Giana cukup terheran heran dengan dengan pedagang yang akan dimasukkan. Seharusnya bisa menyerap Pedagang Kaki Lima (PKL) yang belum memiliki tempat yang layak untuk berjualan. ”Itu kan bisa dikatakan pengusaha kelas atas yang diakomodir. Lha itu mau jadi cabang ke 3 atau cabang 5 sama aja bohong, ujung ujungnya bisnis murni nantinya,” keluhnya.
Jika rencana tersebut dipertahankan dengan mengakomodir pemain lama, hasilnya tidak menopang perekonomian Sragen. Sehingga pemkab Sragen selayaknya mempertimbangkan lagi soal pengisian sentra kuliner itu. Ditambahkan Persatuan Mahasiswa Islam Indonesia (PMII) asal Sragen Yusuf mengungkapkan, seharusnya dalam pengisian sentra kuliner Sragen itu juga merangkul pedagang muda. Sehingga dalam sentra kuliner itu, lebih bervariatif mengakomodir semua kalangan.
“Karena dari pedagang yang masuk di sentra kuliner, lebih dikuasai pedagang yang dominan untuk kalangan tua. Padahal selain menyajikan menu unggulan, seharusnya pengelola juga menggadeng pedagang rintisan bagi kaum muda dengan segmen milenial. Dengan begitu saat keluarga berkunjung ke sentra kuliner tidak sebatas memanjakan kalangan tua, tetapi juga menyediakan menu kalangan muda,” papar Yusuf mahasiswa asal Sragen ini.

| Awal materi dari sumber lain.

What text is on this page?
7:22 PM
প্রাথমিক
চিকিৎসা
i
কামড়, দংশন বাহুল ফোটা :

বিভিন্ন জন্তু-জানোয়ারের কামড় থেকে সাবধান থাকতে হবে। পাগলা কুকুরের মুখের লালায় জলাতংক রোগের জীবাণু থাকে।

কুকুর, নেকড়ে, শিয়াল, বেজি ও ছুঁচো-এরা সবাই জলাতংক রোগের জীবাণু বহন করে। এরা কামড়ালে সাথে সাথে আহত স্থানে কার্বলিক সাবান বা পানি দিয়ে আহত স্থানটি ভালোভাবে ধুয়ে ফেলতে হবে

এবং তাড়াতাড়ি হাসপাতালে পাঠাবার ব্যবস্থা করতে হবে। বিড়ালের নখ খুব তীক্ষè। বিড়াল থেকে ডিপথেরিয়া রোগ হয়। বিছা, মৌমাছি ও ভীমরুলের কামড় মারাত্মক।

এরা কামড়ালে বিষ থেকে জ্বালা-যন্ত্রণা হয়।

Bahkan bila kalangan muda diberi kepercayaan untuk mengelola kawasan tersebut, kata Yusuf, pihaknya siap bahkan berani melelang dengan memberikan pemasukan langsung ke Pendapatan Asli Daerah (PAD). Karena mekanisme pembayaran restribusi yang akan ditarik enam bulan kemudian, jelas sangat aneh.
“Karena semua berjualan penuh resiko, bila terbuka tentunya pedagang harus langsung berani sewa. Tapi ini aneh, mereka sudah terkenal kok takut tidak laku dengan dibebaskan enam bulan gratis,” tandas Yusuf. (Cartens)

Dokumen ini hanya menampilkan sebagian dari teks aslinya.